İBB Başkanı Ekrem İmamoğlu'na 'ahmak' diyerek tepki çeken İçişleri Bakanı Soylu, sözlerinin arkasında durdu, "Söylediğimiz sözün de, yaptığımız işin de arkasındayız" dedi!

Soylu, İmamoğlu'na hakaretini savundu: Söylediğimiz sözün arkasındayız!

İçişleri Bakanı Süleyman Soylu, 'ahmak' polemiğinin ardından İstanbul Büyükşehir Belediye Başkanı Ekrem İmamoğlu’nu eleştirmeye devam etti. Soylu, "Mesele sadece terörist olsa işin kolay olduğunu görüyoruz, bu bir zihniyet meselesi. Avrupa’da bir fırsatını bulup Türkiye’yi şikâyet etmek, terör sıfatıyla görevden aldığı belediye başkanlarını savunmak, onların hapse atılmasının yanlış olduğunu söylemek doğruysa ben milletimden özür diliyorum" dedi. Soylu, " Söylediğimiz sözün de, yaptığımız işin de arkasındayız" ifadelerini kullandı.

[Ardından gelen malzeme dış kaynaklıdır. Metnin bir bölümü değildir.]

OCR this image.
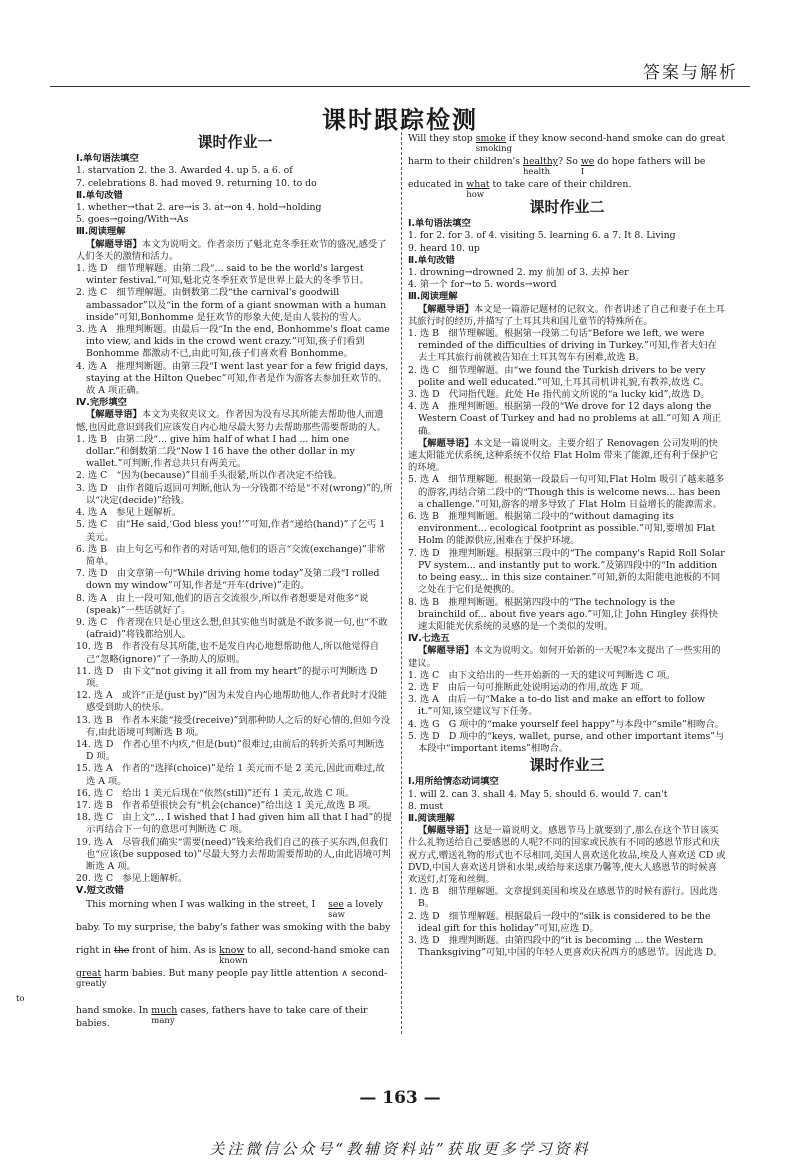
答案与解析
课时跟踪检测
课时作业一

Ⅰ.单句语法填空

1. starvation 2. the 3. Awarded 4. up 5. a 6. of

7. celebrations 8. had moved 9. returning 10. to do

Ⅱ.单句改错

1. whether→that 2. are→is 3. at→on 4. hold→holding

5. goes→going/With→As

Ⅲ.阅读理解

【解题导语】本文为说明文。作者亲历了魁北克冬季狂欢节的盛况,感受了人们冬天的激情和活力。

1. 选 D　细节理解题。由第二段“... said to be the world's largest winter festival.”可知,魁北克冬季狂欢节是世界上最大的冬季节日。

2. 选 C　细节理解题。由倒数第二段“the carnival's goodwill ambassador”以及“in the form of a giant snowman with a human inside”可知,Bonhomme 是狂欢节的形象大使,是由人装扮的雪人。

3. 选 A　推理判断题。由最后一段“In the end, Bonhomme's float came into view, and kids in the crowd went crazy.”可知,孩子们看到 Bonhomme 都激动不已,由此可知,孩子们喜欢看 Bonhomme。

4. 选 A　推理判断题。由第三段“I went last year for a few frigid days, staying at the Hilton Quebec”可知,作者是作为游客去参加狂欢节的。故 A 项正确。

Ⅳ.完形填空

【解题导语】本文为夹叙夹议文。作者因为没有尽其所能去帮助他人而遗憾,也因此意识到我们应该发自内心地尽最大努力去帮助那些需要帮助的人。

1. 选 B　由第二段“... give him half of what I had ... him one dollar.”和倒数第二段“Now I 16 have the other dollar in my wallet.”可判断,作者总共只有两美元。

2. 选 C　“因为(because)”目前手头很紧,所以作者决定不给钱。

3. 选 D　由作者随后返回可判断,他认为一分钱都不给是“不对(wrong)”的,所以“决定(decide)”给钱。

4. 选 A　参见上题解析。

5. 选 C　由“He said,‘God bless you!’”可知,作者“递给(hand)”了乞丐 1 美元。

6. 选 B　由上句乞丐和作者的对话可知,他们的语言“交流(exchange)”非常简单。

7. 选 D　由文章第一句“While driving home today”及第二段“I rolled down my window”可知,作者是“开车(drive)”走的。

8. 选 A　由上一段可知,他们的语言交流很少,所以作者想要是对他多“说(speak)”一些话就好了。

9. 选 C　作者现在只是心里这么想,但其实他当时就是不敢多说一句,也“不敢(afraid)”将钱都给别人。

10. 选 B　作者没有尽其所能,也不是发自内心地想帮助他人,所以他觉得自己“忽略(ignore)”了一条助人的原则。

11. 选 D　由下文“not giving it all from my heart”的提示可判断选 D 项。

12. 选 A　或许“正是(just by)”因为未发自内心地帮助他人,作者此时才没能感受到助人的快乐。

13. 选 B　作者本来能“接受(receive)”到那种助人之后的好心情的,但如今没有,由此语境可判断选 B 项。

14. 选 D　作者心里不内疚,“但是(but)”很难过,由前后的转折关系可判断选 D 项。

15. 选 A　作者的“选择(choice)”是给 1 美元而不是 2 美元,因此而难过,故选 A 项。

16. 选 C　给出 1 美元后现在“依然(still)”还有 1 美元,故选 C 项。

17. 选 B　作者希望很快会有“机会(chance)”给出这 1 美元,故选 B 项。

18. 选 C　由上文“... I wished that I had given him all that I had”的提示再结合下一句的意思可判断选 C 项。

19. 选 A　尽管我们确实“需要(need)”钱来给我们自己的孩子买东西,但我们也“应该(be supposed to)”尽最大努力去帮助需要帮助的人,由此语境可判断选 A 项。

20. 选 C　参见上题解析。

Ⅴ.短文改错

This morning when I was walking in the street, I see
saw
a lovely

baby. To my surprise, the baby's father was smoking with the baby

right in the front of him. As is know
known
to all, second-hand smoke can

great
greatly
harm babies. But many people pay little attention ∧ second-to

hand smoke. In much
many
cases, fathers have to take care of their babies.

Will they stop smoke
smoking
if they know second-hand smoke can do great

harm to their children's healthy
health
? So $\frac{we}{I}$ do hope fathers will be

educated in what
how
to take care of their children.

课时作业二

Ⅰ.单句语法填空

1. for 2. for 3. of 4. visiting 5. learning 6. a 7. It 8. Living

9. heard 10. up

Ⅱ.单句改错

1. drowning→drowned 2. my 前加 of 3. 去掉 her

4. 第一个 for→to 5. words→word

Ⅲ.阅读理解

【解题导语】本文是一篇游记题材的记叙文。作者讲述了自己和妻子在土耳其旅行时的经历,并描写了土耳其共和国儿童节的特殊所在。

1. 选 B　细节理解题。根据第一段第二句话“Before we left, we were reminded of the difficulties of driving in Turkey.”可知,作者夫妇在去土耳其旅行前就被告知在土耳其驾车有困难,故选 B。

2. 选 C　细节理解题。由“we found the Turkish drivers to be very polite and well educated.”可知,土耳其司机讲礼貌,有教养,故选 C。

3. 选 D　代词指代题。此处 He 指代前文所说的“a lucky kid”,故选 D。

4. 选 A　推理判断题。根据第一段的“We drove for 12 days along the Western Coast of Turkey and had no problems at all.”可知 A 项正确。

【解题导语】本文是一篇说明文。主要介绍了 Renovagen 公司发明的快速太阳能光伏系统,这种系统不仅给 Flat Holm 带来了能源,还有利于保护它的环境。

5. 选 A　细节理解题。根据第一段最后一句可知,Flat Holm 吸引了越来越多的游客,再结合第二段中的“Though this is welcome news... has been a challenge.”可知,游客的增多导致了 Flat Holm 日益增长的能源需求。

6. 选 B　推理判断题。根据第二段中的“without damaging its environment... ecological footprint as possible.”可知,要增加 Flat Holm 的能源供应,困难在于保护环境。

7. 选 D　推理判断题。根据第三段中的“The company's Rapid Roll Solar PV system... and instantly put to work.”及第四段中的“In addition to being easy... in this size container.”可知,新的太阳能电池板的不同之处在于它们是便携的。

8. 选 B　推理判断题。根据第四段中的“The technology is the brainchild of... about five years ago.”可知,让 John Hingley 获得快速太阳能光伏系统的灵感的是一个类似的发明。

Ⅳ.七选五

【解题导语】本文为说明文。如何开始新的一天呢?本文提出了一些实用的建议。

1. 选 C　由下文给出的一些开始新的一天的建议可判断选 C 项。

2. 选 F　由后一句可推断此处说明运动的作用,故选 F 项。

3. 选 A　由后一句“Make a to-do list and make an effort to follow it.”可知,该空建议写下任务。

4. 选 G　G 项中的“make yourself feel happy”与本段中“smile”相吻合。

5. 选 D　D 项中的“keys, wallet, purse, and other important items”与本段中“important items”相吻合。

课时作业三

Ⅰ.用所给情态动词填空

1. will 2. can 3. shall 4. May 5. should 6. would 7. can't

8. must

Ⅱ.阅读理解

【解题导语】这是一篇说明文。感恩节马上就要到了,那么在这个节日该买什么礼物送给自己要感恩的人呢?不同的国家或民族有不同的感恩节形式和庆祝方式,赠送礼物的形式也不尽相同,美国人喜欢送化妆品,埃及人喜欢送 CD 或 DVD,中国人喜欢送月饼和水果,或给每来送康乃馨等,使大人感恩节的时候喜欢送灯,灯笼和丝绸。

1. 选 B　细节理解题。文章提到美国和埃及在感恩节的时候有游行。因此选 B。

2. 选 D　细节理解题。根据最后一段中的“silk is considered to be the ideal gift for this holiday”可知,应选 D。

3. 选 D　推理判断题。由第四段中的“it is becoming ... the Western Thanksgiving”可知,中国的年轻人更喜欢庆祝西方的感恩节。因此选 D。

— 163 —
关注微信公众号“教辅资料站”获取更多学习资料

Katıldığı etkinliğin ardından gazetecilerin sorularını yanıtlayan Soylu'nun açıklamalarından satırbaşları şöyle:

"Bu yılın 10 aylık verilerini geçen yılla kıyasladığımızda, ölümlü kaza sayısı yüzde 26, can kaybı yüzde 28,5, yaralı sayısı yüzde 10,6 oranında azalmıştır.

Mesele sadece terörist olsa işin kolay olduğunu görüyoruz, bu bir zihniyet meselesi. Avrupa’da bir fırsatını bulup Türkiye’yi şikâyet etmek, Türkiye’nin hukuk ihlalleri yaptığını ortaya koymak, Türkiye’nin terör sıfatıyla görevden aldığı belediye başkanlarını savunmak, onların hapse atılmasının yanlış olduğunu söylemek doğruysa ben milletimden özür diliyorum.

Her hafta pazartesi sabah okula giderken bu ülke bize İstiklal Marşı okuttu. Milletimize söz verdik bu ülkenin birliği için. Bakanlık yemini ettik bu millete söz verdik. Bu vatanı satmayacağız dedik. Orada Türkiye'yi şikâyet edenler sebebiyle kusurluysak kusurumu kabul ederim. Ama bizim hükümet olarak sorumluluğumuz var. Bu insanlar neden şu anda Resulayn'da Tel Abyad'da var? Misket oynamaya mı gittik? Terör koridoru oluşturmuş PYD ve PKK. Konuşmayalım, gidelim 3 5 tane PKK köpeğine ülkeyi teslim edelim, var mı öyle? Söylediğimiz her sözün arkasındayız.

Anamuhalefete sesleniyorum. Bu ülkede Deniz Baykal CHP Lideri oldu. Benim ülkemi satmadılar dışarıda. Bu ülkeyi şikâyet edenler belli, PKK'lılar, HDP'liler. Ama ülkemizi bir belediye başkanını şikâyet etmesi. Afedersiniz bu hendekleri ben mi kazdım? Avrupa'ya gidip Türkiye'yi şikâyet etmek bir akıl sağlığı işareti midir? Ondan sonra biz kötüyüz. Söylediğimiz sözün de, yaptığımız işin de arkasındayız. Sabah akşam saçma sapan geyik tartışmaların içinde mi olalım? Çöp toplamış toplamamış o İstanbul halkının bileceği iştir, beni ilgilendiren kısmı terörü övmesidir.

Belçika yetkilileri diyorlar ki suç işlendiği yerde ifade edilsin, niçin DEAŞ'lılar oraya gitmesin. Feriye Erdal'ı bize niye vermediniz o zaman? Çifte standardı Avrupa defalarca üretmeye çalışmaktadır. Ne yaparlarsa yapsınlar DEAŞ'lıları onlara göndereceğiz.”